There is no specific age at which kids should be able to walk city sidewalks unescorted. However, there are a variety of abilities and bodies of knowledge that your kids should master before they should be deemed capable to be alone in public. These are as follows.
- The wisdom to navigate safely on urban sidewalks [i.e., walk briskly and with a purpose (as opposed to sauntering and wandering), do not speak to or make eye contact with strangers, do not carry or wear visible items of value (i.e., money peeking out of pants pockets), do not traverse dimly lit walkways, etc.]
- The ability to know what “feels” ok or safe and what does not (i.e., to have appropriate “radar” for danger)
- The wisdom to steer clear of situations that they think may be dangerous
- The ability to disobey the commands of a stranger (i.e., if the stranger says not to yell, your kids should know that it’s ok to disobey that command)

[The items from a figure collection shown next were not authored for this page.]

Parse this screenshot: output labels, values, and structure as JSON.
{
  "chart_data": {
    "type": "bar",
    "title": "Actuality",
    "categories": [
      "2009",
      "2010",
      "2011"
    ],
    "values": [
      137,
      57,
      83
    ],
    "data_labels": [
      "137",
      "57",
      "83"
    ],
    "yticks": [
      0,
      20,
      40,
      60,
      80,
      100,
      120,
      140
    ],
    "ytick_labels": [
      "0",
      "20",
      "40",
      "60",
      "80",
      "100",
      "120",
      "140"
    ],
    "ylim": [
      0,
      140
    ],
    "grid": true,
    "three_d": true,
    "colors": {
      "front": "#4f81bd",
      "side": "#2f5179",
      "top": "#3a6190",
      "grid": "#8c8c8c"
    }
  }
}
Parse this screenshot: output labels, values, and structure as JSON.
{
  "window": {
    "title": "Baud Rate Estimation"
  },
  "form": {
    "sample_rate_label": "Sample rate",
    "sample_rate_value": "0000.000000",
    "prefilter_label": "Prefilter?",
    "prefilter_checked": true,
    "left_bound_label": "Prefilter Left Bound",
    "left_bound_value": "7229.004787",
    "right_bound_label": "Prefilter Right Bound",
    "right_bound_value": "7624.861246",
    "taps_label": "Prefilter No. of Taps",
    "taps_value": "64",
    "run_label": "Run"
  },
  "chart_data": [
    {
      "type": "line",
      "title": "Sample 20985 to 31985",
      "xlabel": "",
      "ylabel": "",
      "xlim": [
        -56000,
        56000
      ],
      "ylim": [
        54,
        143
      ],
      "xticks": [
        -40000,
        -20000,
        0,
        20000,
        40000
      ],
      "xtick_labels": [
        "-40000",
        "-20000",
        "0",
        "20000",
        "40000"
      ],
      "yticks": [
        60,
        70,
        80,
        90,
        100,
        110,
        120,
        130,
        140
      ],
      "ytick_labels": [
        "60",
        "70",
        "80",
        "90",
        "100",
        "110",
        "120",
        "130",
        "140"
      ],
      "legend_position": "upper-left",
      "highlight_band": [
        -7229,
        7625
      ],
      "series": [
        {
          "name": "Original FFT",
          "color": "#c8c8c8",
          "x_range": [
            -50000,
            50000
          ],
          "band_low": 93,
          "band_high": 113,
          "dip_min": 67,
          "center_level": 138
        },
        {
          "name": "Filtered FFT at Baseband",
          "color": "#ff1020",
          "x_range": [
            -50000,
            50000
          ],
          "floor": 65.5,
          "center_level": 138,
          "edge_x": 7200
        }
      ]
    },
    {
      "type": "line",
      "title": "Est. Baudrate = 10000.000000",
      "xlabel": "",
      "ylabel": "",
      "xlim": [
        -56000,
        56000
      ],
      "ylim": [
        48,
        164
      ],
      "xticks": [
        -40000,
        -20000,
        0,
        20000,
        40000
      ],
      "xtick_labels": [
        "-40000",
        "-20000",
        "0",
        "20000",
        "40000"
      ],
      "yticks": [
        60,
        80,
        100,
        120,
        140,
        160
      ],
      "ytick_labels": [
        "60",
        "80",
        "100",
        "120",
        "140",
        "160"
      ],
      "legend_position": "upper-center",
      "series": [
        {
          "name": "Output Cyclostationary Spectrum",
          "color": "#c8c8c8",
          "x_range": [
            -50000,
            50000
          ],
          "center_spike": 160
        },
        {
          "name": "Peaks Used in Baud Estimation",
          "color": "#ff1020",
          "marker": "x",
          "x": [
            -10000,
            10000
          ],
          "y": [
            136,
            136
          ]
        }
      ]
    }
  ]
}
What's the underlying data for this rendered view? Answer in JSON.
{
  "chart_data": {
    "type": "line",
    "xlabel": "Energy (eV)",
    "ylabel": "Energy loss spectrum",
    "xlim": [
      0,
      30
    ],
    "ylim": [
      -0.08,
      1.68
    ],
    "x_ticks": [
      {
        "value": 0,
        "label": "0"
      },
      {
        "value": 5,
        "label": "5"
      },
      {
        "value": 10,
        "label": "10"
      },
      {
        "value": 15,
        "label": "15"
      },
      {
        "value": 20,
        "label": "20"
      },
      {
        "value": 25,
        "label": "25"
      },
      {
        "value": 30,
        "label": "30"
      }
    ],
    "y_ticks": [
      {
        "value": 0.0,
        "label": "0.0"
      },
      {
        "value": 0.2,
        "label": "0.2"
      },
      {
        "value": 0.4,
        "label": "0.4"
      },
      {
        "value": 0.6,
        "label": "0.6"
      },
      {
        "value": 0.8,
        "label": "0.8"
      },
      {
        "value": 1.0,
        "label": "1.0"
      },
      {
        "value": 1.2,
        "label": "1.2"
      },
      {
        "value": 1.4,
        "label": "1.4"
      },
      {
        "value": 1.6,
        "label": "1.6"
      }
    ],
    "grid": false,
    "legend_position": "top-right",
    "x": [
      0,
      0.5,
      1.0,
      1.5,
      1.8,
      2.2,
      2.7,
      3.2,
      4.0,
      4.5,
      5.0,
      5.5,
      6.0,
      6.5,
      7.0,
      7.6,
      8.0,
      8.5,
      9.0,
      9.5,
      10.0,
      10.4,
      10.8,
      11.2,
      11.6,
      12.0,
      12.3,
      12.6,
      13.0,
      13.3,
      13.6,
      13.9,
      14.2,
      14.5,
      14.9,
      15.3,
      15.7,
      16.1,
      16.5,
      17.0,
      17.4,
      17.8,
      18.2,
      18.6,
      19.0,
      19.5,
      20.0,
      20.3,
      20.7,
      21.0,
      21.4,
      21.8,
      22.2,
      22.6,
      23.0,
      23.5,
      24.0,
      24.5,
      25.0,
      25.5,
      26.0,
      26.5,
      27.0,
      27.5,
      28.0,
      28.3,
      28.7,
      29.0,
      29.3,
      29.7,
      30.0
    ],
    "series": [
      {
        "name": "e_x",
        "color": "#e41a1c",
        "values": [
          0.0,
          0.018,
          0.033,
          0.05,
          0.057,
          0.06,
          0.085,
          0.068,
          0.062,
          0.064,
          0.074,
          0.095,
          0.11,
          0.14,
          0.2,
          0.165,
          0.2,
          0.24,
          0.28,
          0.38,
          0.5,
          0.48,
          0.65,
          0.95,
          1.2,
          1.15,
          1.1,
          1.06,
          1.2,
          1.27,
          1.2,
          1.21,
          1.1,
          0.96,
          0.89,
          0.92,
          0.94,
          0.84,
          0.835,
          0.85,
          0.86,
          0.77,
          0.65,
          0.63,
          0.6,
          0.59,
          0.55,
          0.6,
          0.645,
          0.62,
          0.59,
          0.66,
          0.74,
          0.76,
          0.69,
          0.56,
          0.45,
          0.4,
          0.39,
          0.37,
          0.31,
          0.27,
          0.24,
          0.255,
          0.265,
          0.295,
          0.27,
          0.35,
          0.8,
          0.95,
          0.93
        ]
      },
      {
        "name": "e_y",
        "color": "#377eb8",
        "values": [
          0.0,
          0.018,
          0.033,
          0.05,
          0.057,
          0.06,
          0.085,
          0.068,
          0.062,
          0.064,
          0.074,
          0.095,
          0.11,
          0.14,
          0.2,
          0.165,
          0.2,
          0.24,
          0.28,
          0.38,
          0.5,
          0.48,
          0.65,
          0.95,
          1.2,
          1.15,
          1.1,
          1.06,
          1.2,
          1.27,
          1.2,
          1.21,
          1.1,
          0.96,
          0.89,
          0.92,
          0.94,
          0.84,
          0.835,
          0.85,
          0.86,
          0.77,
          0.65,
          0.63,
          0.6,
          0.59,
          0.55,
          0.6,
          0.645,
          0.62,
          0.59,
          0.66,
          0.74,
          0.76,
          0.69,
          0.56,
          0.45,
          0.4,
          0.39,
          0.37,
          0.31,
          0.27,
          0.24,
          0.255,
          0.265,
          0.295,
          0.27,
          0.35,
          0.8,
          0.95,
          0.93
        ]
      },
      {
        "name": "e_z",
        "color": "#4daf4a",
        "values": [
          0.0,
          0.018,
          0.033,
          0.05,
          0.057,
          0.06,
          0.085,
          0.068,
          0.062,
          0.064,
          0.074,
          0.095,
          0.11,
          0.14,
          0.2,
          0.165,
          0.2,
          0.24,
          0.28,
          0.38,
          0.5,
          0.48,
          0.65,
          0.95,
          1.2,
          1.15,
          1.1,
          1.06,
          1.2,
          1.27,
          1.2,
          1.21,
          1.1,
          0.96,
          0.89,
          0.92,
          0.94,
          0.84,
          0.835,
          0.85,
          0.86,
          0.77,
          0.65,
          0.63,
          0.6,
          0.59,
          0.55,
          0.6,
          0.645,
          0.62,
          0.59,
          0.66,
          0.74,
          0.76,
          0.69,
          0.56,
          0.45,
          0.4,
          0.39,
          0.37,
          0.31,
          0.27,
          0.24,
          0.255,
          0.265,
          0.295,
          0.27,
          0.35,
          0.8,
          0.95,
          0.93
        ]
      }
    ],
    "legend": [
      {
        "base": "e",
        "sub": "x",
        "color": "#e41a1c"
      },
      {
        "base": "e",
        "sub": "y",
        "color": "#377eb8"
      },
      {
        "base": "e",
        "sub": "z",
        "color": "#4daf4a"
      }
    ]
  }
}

- The ability to say “no” firmly and walk (or run) away when feeling potentially endangered
- The wisdom to use powerful statements when in trouble (i.e., “I don’t know you!”)
- The ability to ask (or yell) for help if needed
- The ability to effectively defend themselves by striking out when necessary
Generally, kids in the single digits (up to age 9) are too young to master each of the foregoing points. Once kids enter the double digit ages (age 10 and beyond), they are more likely to have mastered the points above. Bear in mind that each child matures and develops and his/her own pace. So, pay attention to the development level of your kids and respond accordingly.